A cross evaluation plot was then utilised to model the accuracy of different values of K for this model

In [None]:
cross_val_plot <- ggplot(number_metrics, aes(x = neighbors, y = mean)) +
geom_point()+
geom_line()+
labs(x = "Number of Neighbors (K)", y =
"Accuracy Estimate", title= "KNN Cross-Validation Accuracy")+ scale_x_continuous (breaks = seq(1, 10, by = 1))
cross_val_plot

Figure 2 - KNN Cross-Validation accuracy for the model predicting experience levle from number of play sessions and age revealting highest accuracy of about 33% with K=5.

The final model then was defined with K=5 based on the KNN Cross-Validation Accuracy. Then a final fit on the training data was completed. 

In [None]:
#best k to use is:K=5

final_spec<- nearest_neighbor(weight_func = "rectangular", neighbors = 5)|>
set_engine("kknn")|>
set_mode("classification")
                              
final_workflow <- workflow()|>
add_recipe(experience_recipe)|>
add_model(final_spec)
                              
final_fit <- fit(final_workflow, data = train_data)

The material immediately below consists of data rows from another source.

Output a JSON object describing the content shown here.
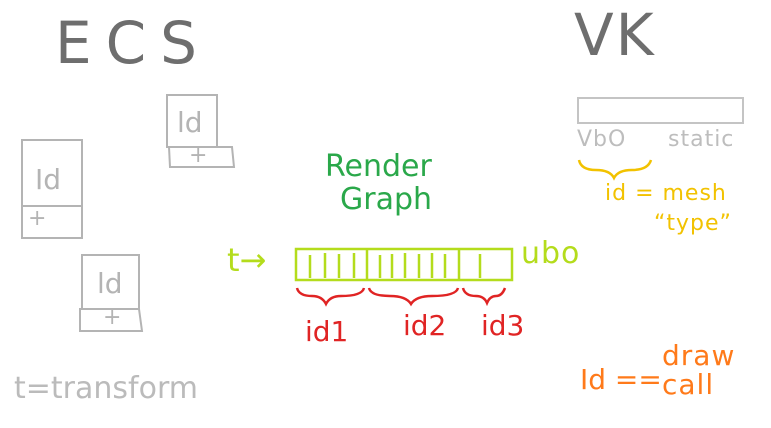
{
  "ecs": {
    "title": "ECS",
    "entities": [
      {
        "id_label": "Id",
        "t_label": "+"
      },
      {
        "id_label": "ld",
        "t_label": "+"
      },
      {
        "id_label": "ld",
        "t_label": "+"
      }
    ],
    "legend": "t=transform"
  },
  "vk": {
    "title": "VK",
    "vbo_label": "VbO",
    "static_label": "static",
    "mesh_line1": "id = mesh",
    "mesh_line2": "“type”"
  },
  "render_graph": {
    "title_line1": "Render",
    "title_line2": "Graph",
    "input_label": "t→",
    "buffer_label": "ubo",
    "groups": [
      {
        "label": "id1"
      },
      {
        "label": "id2"
      },
      {
        "label": "id3"
      }
    ]
  },
  "draw_call": {
    "eq_label": "Id ==",
    "line1": "draw",
    "line2": "call"
  },
  "colors": {
    "ecs_gray": "#6e6e6e",
    "box_gray": "#b4b4b4",
    "render_green": "#2aa84a",
    "buffer_lime": "#b4dc1c",
    "id_red": "#e02424",
    "mesh_yellow": "#f2c200",
    "drawcall_orange": "#ff7a1a"
  }
}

Lastly, a prediction on the test set as well as an evaluation was preformed through the metrics of the prediction as well as a confusion matrix to visulize if precision or recall have any significant addditions for later analysis. 

In [None]:
test_predictions<-(predict(final_fit, new_data = test_data))|>
bind_cols(test_data)
                              
test_metrics <-test_predictions |>
metrics(truth = experience, estimate = .pred_class)
test_metrics

In [None]:
final_conf_mat <- test_predictions |>
conf_mat(truth = experience, estimate = .pred_class)
final_conf_mat  

Figure 3 - Confusion matrix for experience levles predited by number of play sessions and age.

Discussion 

The goal of this analysis was to determine which players contibute the most gameplay data, modeled by total play time by experience levle. Additionally, whether we could predict the experience of players by more concrete variables that are not self proclaimed to back up our prediction. As seen in Figure 1, we identified that Regular and Amateur players contributed one average the most total play time across all experience levles. This means these catagories of players would contribute the most to the quantity of game play data collected since the play time is the longest. Since, experience levle is likely self reported since a game like MineCraft does not have levles, the KNN model was used to see if other predictors could help identify which players fell into Regular and Amateur, thus predicting large data contributers. As seen in Figure 2, using age and number of sessions as predictors, the cross validation accuracy was best at K=5 at ~33%. Additionally, it preformed poorly on the test set with an accuracy of 18% and a negative kap. Laslly, the confusion matrix in Figure 3 misclassifies majority of the experience levles especically with the levle of Regular which is important for this analysis, The low accuracy and inability to predict experience levle suggests that the model is poor and age ith session count alone are not sufficient to classyify experience levle throguh KNN classification. This is not what was expected as the selected predictors seemed to be alligned with providing a related way to lable data. If using this analysis alone, the researchers likely could rely on Regular and Amateur players to contribute on average the most total play time across all experience levles. However, further data analysis should be done to see if more predictors can make this process more robust such as session duration, or in game stats with a model that supports the accuracy of this prediction. Once this is acheived, the reaserch could be supplimented with further investigation into questions such as if experience levle can change over time with increase game play, thus altering the models accuracy if only reported once.